Secretary of State for Employment v Associated Society of Locomotive Engineers and Firemen (No 2) explained

Secretary of State for Employment v Associated Society of Locomotive Engineers and Firemen (No 2)
Court:Court of Appeal of England and Wales
Citations:[1972] ICR 19
Opinions:Lord Denning MR, Buckley LJ and Roskill LJ
Keywords:Employment contract, work to rule

Secretary of State for Employment v Associated Society of Locomotive Engineers and Firemen (No 2) [1972] ICR 19 is a UK labour law case concerning the contract of employment. It held that there is an implied term of good faith in an employment contract, and if the employer withdraws this, it is a breach of contract. The consequence was that in a strike, employees merely "working to rule" needed not to be paid, because they had only partly performed their obligations.

Facts

ASLEF’s members were railway workers. Their industrial action was to comply strictly with the rule book of the British Railways Board. The Secretary of State intervened to get a court order for a ballot of the workforce.
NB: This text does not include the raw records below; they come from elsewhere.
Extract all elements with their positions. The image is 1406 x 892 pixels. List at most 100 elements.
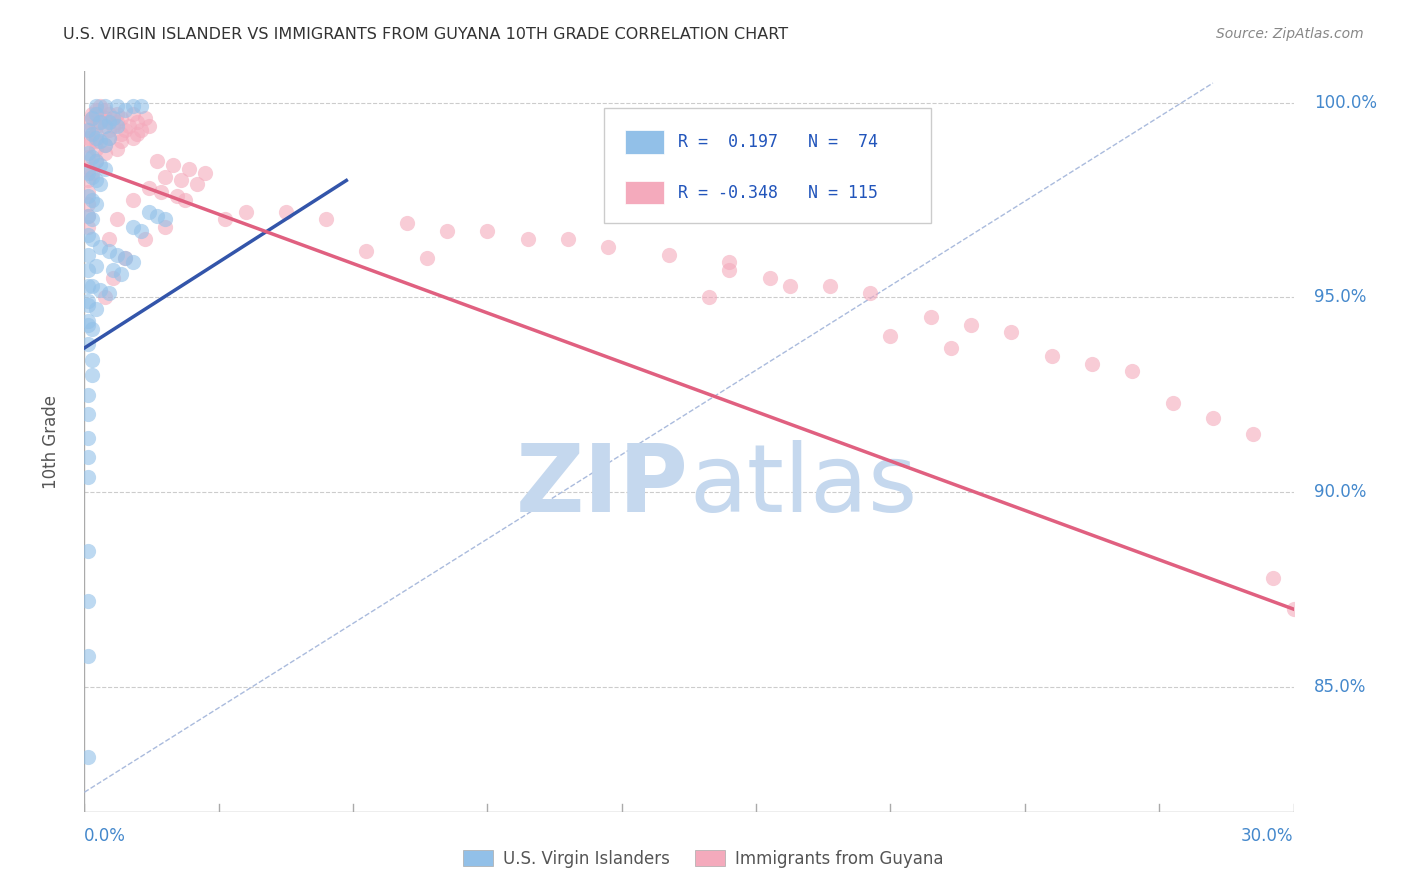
Point <box>77 337 100 351</box>
Point <box>93 161 115 176</box>
Point <box>97 286 120 301</box>
Point <box>77 189 100 203</box>
Point <box>214 212 236 227</box>
Point <box>121 130 143 145</box>
Point <box>516 232 538 246</box>
Point <box>1081 357 1104 371</box>
Point <box>118 119 141 133</box>
Point <box>146 153 169 168</box>
Point <box>697 290 720 304</box>
Text: 0.0%: 0.0% <box>84 827 127 846</box>
Point <box>82 111 104 125</box>
Text: 90.0%: 90.0% <box>1313 483 1367 501</box>
Point <box>77 750 100 764</box>
Text: Source: ZipAtlas.com: Source: ZipAtlas.com <box>1216 27 1364 41</box>
Bar <box>624 181 664 204</box>
Point <box>718 255 741 269</box>
Point <box>97 232 120 246</box>
Text: R =  0.197   N =  74: R = 0.197 N = 74 <box>678 133 879 151</box>
Point <box>77 263 100 277</box>
Point <box>77 469 100 483</box>
Point <box>121 99 143 113</box>
Point <box>97 107 120 121</box>
Point <box>89 240 111 254</box>
Point <box>77 185 100 199</box>
Point <box>101 119 124 133</box>
Point <box>274 204 297 219</box>
Point <box>82 368 104 383</box>
Text: ZIP: ZIP <box>516 440 689 532</box>
Point <box>105 115 128 129</box>
Point <box>315 212 337 227</box>
Point <box>86 153 108 168</box>
Point <box>77 197 100 211</box>
Point <box>138 204 160 219</box>
Point <box>89 178 111 192</box>
Point <box>77 247 100 261</box>
Point <box>77 209 100 223</box>
Point <box>105 119 128 133</box>
Point <box>105 107 128 121</box>
Point <box>82 150 104 164</box>
Point <box>477 224 499 238</box>
Point <box>82 127 104 141</box>
Point <box>1263 571 1285 585</box>
Point <box>93 138 115 153</box>
Point <box>97 244 120 258</box>
Point <box>89 115 111 129</box>
Point <box>1040 349 1063 363</box>
Point <box>101 271 124 285</box>
Point <box>77 227 100 242</box>
Point <box>77 594 100 608</box>
Point <box>121 220 143 235</box>
Point <box>86 153 108 168</box>
Point <box>82 166 104 180</box>
Point <box>77 161 100 176</box>
Point <box>557 232 579 246</box>
Point <box>77 209 100 223</box>
Point <box>89 115 111 129</box>
Point <box>82 107 104 121</box>
Point <box>105 247 128 261</box>
Point <box>939 341 962 355</box>
Point <box>82 111 104 125</box>
Point <box>125 115 148 129</box>
Point <box>166 189 188 203</box>
Point <box>93 138 115 153</box>
Text: R = -0.348   N = 115: R = -0.348 N = 115 <box>678 184 879 202</box>
Point <box>77 150 100 164</box>
Point <box>153 212 176 227</box>
Point <box>86 135 108 149</box>
Point <box>153 169 176 184</box>
Point <box>86 259 108 273</box>
Point <box>110 267 132 281</box>
Point <box>129 99 152 113</box>
Point <box>598 240 620 254</box>
Text: atlas: atlas <box>689 440 917 532</box>
Point <box>114 123 136 137</box>
Point <box>82 169 104 184</box>
Point <box>105 99 128 113</box>
Point <box>162 158 184 172</box>
Point <box>105 142 128 156</box>
Bar <box>624 130 664 154</box>
Point <box>121 255 143 269</box>
Point <box>97 123 120 137</box>
Point <box>149 185 172 199</box>
Text: 85.0%: 85.0% <box>1313 678 1367 696</box>
Point <box>77 173 100 187</box>
Point <box>138 181 160 195</box>
Point <box>77 123 100 137</box>
Point <box>97 130 120 145</box>
Point <box>129 123 152 137</box>
Point <box>186 178 208 192</box>
Point <box>153 220 176 235</box>
Point <box>86 173 108 187</box>
Point <box>82 212 104 227</box>
Point <box>114 103 136 118</box>
Point <box>77 278 100 293</box>
Point <box>170 173 193 187</box>
Legend: U.S. Virgin Islanders, Immigrants from Guyana: U.S. Virgin Islanders, Immigrants from G… <box>456 844 950 875</box>
Point <box>93 103 115 118</box>
Point <box>179 161 201 176</box>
ASLEF argued that the criteria of the time, that there was ‘irregular industrial action short of a strike’ was not satisfied, because workers had not breached their contracts.

Judgment

Lord Denning MR held that ‘work to rule’ was a breach because though the rule book was not a contractual document, it was an implied term that the employer's business would not be wilfully obstructed.

Buckley LJ concurred and said it was an implied term to serve the employer faithfully.

Roskill LJ said the implied term was that obedience to lawful instructions should not be carried out so unreasonably that things were disrupted.